Другим людям не нравилось поведение Никиты. Но сам он не понимал, почему его слова воспринимают с неприязнью.

После каждой ссоры, каждого оскорбления в его сторону, он все больше закрывался в себе, обдумывал каждое свое сказанное слово. Чем больше случалось таких неприятных случаев, тем Никита становился угрюмее и серьезнее. Ни один лучик света не исходил больше от этого человека. Его фигура была мрачна и в то же время полна высокомерия. Он снова чувствовал себя одиноким, отстраненным от всех людей.

Подолгу, закрывшись в своей комнате, он думал о своей жизни и жизни всех людей. Его сознание переполняли угнетающие мысли, а сердце, точно сосуд, заполнялось злобой. Сам с собою он осуждал каждого человека, делающего что-то неправильно, либо делающего зло другим людям. Он стал ненавидеть таких людей. Он стал выискивать в них нехорошее, и выставлял это во всеуслышание. Часто в своем воображении он проводил беседы с такими людьми, самодовольно разъясняя их неправоту. Ему было лестно, когда воображаемые обманщики, или просто недалекие люди, принимали его суждения и покорялись его твердой и несокрушимой воле.

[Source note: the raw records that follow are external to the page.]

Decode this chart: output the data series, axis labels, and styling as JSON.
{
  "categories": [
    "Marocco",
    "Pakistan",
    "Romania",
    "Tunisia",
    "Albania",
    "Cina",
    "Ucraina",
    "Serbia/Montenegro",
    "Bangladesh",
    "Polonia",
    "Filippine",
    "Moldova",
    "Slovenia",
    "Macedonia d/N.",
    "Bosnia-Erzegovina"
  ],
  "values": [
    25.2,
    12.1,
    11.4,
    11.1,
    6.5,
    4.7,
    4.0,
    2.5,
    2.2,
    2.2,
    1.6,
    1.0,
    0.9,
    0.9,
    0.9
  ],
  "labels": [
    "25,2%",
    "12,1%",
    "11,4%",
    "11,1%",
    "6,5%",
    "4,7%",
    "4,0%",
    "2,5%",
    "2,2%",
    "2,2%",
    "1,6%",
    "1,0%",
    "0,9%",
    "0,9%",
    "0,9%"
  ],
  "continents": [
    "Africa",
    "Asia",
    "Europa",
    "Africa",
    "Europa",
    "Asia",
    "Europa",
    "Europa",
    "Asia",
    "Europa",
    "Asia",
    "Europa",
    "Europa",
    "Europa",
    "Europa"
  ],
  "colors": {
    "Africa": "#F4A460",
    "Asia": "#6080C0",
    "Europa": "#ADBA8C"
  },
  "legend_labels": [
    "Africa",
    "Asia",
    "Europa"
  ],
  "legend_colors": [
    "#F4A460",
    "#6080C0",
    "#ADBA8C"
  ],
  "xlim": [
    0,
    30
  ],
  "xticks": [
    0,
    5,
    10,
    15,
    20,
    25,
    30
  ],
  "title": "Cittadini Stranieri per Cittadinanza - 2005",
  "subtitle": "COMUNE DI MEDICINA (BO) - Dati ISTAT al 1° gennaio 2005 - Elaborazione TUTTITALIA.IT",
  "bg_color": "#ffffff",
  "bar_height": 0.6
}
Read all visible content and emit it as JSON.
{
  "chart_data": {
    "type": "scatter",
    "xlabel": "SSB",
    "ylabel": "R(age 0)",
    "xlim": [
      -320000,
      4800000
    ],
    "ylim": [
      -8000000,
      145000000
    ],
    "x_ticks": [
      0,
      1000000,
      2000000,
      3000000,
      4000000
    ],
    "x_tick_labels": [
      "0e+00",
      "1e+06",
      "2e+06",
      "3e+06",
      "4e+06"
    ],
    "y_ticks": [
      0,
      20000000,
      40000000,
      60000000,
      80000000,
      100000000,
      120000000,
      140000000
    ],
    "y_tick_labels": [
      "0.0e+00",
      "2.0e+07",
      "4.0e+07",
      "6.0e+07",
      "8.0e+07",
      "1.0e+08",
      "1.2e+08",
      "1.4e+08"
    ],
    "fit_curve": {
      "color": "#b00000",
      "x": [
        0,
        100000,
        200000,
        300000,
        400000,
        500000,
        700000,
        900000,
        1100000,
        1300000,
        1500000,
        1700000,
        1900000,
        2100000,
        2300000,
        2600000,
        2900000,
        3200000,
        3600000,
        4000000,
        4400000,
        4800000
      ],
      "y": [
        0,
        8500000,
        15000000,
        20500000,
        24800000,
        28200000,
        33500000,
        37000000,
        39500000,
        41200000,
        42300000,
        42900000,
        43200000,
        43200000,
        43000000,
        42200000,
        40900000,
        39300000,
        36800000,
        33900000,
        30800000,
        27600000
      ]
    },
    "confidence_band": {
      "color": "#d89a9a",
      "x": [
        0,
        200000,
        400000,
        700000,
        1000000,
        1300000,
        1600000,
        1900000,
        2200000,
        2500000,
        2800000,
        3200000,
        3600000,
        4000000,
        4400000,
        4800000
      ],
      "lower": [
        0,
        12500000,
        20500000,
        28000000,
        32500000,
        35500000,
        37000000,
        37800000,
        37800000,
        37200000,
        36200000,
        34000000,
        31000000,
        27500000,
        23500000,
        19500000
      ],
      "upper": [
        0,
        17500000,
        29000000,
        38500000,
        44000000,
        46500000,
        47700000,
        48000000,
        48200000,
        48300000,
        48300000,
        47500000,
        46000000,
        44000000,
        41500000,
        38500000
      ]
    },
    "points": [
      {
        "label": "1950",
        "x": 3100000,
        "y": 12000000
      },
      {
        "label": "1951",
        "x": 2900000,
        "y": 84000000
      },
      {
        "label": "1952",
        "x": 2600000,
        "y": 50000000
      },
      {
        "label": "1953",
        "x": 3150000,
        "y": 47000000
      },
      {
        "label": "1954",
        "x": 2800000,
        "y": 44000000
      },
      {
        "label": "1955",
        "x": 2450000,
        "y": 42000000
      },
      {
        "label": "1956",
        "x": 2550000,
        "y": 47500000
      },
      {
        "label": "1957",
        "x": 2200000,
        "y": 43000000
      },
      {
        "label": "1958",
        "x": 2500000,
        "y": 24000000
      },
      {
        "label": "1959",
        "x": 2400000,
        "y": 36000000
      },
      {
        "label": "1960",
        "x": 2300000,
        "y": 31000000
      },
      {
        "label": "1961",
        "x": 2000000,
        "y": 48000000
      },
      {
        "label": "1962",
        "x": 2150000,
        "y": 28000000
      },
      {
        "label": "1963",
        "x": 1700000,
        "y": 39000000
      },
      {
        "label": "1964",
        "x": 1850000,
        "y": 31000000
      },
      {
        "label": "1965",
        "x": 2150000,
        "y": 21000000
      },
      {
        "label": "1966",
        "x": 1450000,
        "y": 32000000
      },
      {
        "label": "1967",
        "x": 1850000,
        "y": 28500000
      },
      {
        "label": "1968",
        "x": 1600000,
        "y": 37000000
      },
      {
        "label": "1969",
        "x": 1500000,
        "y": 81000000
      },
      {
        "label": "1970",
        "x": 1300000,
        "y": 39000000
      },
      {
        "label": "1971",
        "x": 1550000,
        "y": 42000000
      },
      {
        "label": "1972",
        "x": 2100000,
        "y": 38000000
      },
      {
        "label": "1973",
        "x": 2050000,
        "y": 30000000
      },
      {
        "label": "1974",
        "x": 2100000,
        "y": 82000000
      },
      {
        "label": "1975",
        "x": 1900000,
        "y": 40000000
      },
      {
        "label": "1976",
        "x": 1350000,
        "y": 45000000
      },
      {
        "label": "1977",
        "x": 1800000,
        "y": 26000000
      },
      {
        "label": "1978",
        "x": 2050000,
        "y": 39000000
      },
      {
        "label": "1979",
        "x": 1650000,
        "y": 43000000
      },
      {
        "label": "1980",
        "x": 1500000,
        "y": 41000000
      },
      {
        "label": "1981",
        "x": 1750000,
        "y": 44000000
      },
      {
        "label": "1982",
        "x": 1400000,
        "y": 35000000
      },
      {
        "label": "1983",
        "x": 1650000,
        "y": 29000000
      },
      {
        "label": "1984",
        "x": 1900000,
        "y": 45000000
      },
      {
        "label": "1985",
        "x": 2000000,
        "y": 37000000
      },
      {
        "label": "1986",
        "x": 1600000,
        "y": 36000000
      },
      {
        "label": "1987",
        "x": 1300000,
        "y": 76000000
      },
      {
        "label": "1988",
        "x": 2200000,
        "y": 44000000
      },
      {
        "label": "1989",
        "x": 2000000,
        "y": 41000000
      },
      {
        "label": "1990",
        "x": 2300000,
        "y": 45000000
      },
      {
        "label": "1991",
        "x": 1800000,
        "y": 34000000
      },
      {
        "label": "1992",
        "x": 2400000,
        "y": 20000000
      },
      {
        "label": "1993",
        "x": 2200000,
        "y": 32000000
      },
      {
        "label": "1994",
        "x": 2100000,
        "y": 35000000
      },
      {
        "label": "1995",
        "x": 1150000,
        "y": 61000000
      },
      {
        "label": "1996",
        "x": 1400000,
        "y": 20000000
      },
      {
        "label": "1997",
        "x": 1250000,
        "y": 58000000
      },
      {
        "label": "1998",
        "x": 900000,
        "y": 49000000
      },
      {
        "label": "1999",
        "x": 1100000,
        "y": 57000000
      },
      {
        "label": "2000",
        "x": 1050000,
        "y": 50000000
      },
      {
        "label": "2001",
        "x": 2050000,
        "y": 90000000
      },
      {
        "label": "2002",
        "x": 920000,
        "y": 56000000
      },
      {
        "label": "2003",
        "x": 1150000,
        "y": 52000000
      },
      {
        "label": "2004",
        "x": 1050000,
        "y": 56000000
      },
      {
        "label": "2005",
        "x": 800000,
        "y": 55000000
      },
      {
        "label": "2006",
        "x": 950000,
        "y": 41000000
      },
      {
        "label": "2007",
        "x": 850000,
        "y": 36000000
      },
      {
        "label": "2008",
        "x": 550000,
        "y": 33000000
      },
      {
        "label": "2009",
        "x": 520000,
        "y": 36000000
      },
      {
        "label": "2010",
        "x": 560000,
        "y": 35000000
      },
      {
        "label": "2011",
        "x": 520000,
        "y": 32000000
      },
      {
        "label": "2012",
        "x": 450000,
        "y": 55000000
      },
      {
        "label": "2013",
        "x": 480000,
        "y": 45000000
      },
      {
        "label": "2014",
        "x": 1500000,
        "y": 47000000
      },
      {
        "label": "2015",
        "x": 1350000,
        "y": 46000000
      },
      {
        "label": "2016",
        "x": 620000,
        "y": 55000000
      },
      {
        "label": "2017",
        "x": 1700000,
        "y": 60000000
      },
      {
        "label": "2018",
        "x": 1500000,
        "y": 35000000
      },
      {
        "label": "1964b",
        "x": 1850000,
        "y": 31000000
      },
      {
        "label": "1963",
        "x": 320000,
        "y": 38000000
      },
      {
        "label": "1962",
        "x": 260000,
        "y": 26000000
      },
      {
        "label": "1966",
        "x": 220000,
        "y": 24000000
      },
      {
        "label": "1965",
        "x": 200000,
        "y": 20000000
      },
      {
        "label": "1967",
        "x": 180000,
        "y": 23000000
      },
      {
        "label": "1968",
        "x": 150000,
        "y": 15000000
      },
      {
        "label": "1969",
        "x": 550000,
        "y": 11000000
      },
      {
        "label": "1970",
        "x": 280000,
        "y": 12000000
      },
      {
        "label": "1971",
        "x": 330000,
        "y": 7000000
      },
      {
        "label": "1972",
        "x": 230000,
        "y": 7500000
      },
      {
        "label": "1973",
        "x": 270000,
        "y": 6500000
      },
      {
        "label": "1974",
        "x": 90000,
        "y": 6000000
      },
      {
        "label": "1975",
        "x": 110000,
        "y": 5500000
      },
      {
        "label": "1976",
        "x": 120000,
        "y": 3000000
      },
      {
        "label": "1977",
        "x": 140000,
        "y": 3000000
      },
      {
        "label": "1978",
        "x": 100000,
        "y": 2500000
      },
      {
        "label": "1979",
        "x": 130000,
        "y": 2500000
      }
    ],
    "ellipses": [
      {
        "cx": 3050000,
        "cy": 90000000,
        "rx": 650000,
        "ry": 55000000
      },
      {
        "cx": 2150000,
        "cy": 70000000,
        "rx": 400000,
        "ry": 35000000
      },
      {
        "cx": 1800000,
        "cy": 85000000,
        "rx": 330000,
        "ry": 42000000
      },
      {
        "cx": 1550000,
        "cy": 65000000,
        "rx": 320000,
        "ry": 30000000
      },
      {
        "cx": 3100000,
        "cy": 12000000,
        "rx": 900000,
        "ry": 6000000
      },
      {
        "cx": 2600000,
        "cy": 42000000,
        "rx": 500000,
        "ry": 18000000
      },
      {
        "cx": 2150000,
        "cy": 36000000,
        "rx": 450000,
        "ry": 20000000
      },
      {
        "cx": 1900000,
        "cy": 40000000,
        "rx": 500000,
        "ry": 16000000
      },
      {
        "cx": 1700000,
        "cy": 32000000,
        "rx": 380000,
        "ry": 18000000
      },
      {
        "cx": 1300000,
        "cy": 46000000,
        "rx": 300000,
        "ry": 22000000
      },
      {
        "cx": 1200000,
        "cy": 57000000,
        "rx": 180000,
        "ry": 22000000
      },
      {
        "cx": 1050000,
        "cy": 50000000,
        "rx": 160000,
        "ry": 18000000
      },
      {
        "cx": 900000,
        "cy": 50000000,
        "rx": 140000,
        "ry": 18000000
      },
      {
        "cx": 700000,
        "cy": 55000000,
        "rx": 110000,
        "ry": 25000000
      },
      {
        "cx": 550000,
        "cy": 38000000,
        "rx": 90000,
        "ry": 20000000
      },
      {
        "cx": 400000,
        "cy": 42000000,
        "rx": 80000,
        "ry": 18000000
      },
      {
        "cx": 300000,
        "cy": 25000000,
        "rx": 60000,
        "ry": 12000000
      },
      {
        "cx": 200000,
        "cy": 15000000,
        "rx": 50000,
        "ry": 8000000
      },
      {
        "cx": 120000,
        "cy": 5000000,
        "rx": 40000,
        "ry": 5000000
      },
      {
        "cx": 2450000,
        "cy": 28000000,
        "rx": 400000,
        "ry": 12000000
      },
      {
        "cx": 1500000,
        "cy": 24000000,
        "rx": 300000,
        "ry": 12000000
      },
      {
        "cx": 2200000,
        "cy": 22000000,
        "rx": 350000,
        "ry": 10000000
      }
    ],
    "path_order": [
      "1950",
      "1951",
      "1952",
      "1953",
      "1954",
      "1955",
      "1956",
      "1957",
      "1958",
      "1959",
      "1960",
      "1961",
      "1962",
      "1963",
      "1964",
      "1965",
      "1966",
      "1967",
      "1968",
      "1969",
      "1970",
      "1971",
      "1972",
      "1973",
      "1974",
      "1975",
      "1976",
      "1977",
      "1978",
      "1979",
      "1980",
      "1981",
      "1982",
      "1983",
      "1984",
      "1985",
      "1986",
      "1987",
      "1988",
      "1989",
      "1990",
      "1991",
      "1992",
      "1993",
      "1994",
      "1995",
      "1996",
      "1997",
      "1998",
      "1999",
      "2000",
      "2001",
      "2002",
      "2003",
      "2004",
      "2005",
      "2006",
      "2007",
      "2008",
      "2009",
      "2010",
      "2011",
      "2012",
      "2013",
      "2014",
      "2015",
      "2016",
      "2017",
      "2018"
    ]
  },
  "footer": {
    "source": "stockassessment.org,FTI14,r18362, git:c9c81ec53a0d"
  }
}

Таким человеком сделался Никита за полгода, с момента своей победы над пороком.

Он больше не видел в себе ошибок.

Никита сам страдал от своего такого состояния. Он всеми силами души хотел прекратить его. Он искал причину своего страдания в других людях, в их поступках, в государственном и общественном устройстве, в плохой погоде, в несварении желудка…

Он нравственно погибал в своих глазах. Внутри у него не было ничего, кроме несчастья и страдания. Но внешне он изо всех сил старался казаться все тем же святым и счастливым человеком, спасителем бедных и угнетенных. Все его высокомерие и ложное понятие о себе, держалось на скудной, прогнивающей опоре самолюбия. Никита был неприятен сам себе.

Однажды читая газету в своей комнате, его посетила одна ненавязчивая мысль. «Итак плохо на душе, хуже не будет, если я немного выпью…» Никита не обратил на нее никакого внимания, как будто ненароком прочитал о ней в газете. Сразу за мыслью, появилось какое-то сонное, еле заметное желание одурманиться. В воображении всплыли прежние картинки получения удовольствия. Никита, точно им кто-то управлял, встал с кресла и направился сделать желаемое. Делал он все это по старой механической привычке, как может делать человек, производящий одну и ту же деталь.

Никита легко, без борьбы сдался и запил.

Сразу после этого, в его душе произошло что-то невероятное: в нем точно пробудилось давно дремавшее состояние счастья. В нем появилось столько сил, желаний и стремлений, как никогда прежде! Вспомнились старые незаконченные дела, планы, захотелось сделать и то, и это; жизнь закипела в нем как никогда, наполнилась прежними красками… Но в мгновение ока все это бесследно пропало. Все силы и стремления точно затянуло обратно. Никита ослабленный, выжатый и потемневший упал на кровать, желая одного: мгновенно уснуть, забыться, вычеркнуть из памяти все произошедшее с ним.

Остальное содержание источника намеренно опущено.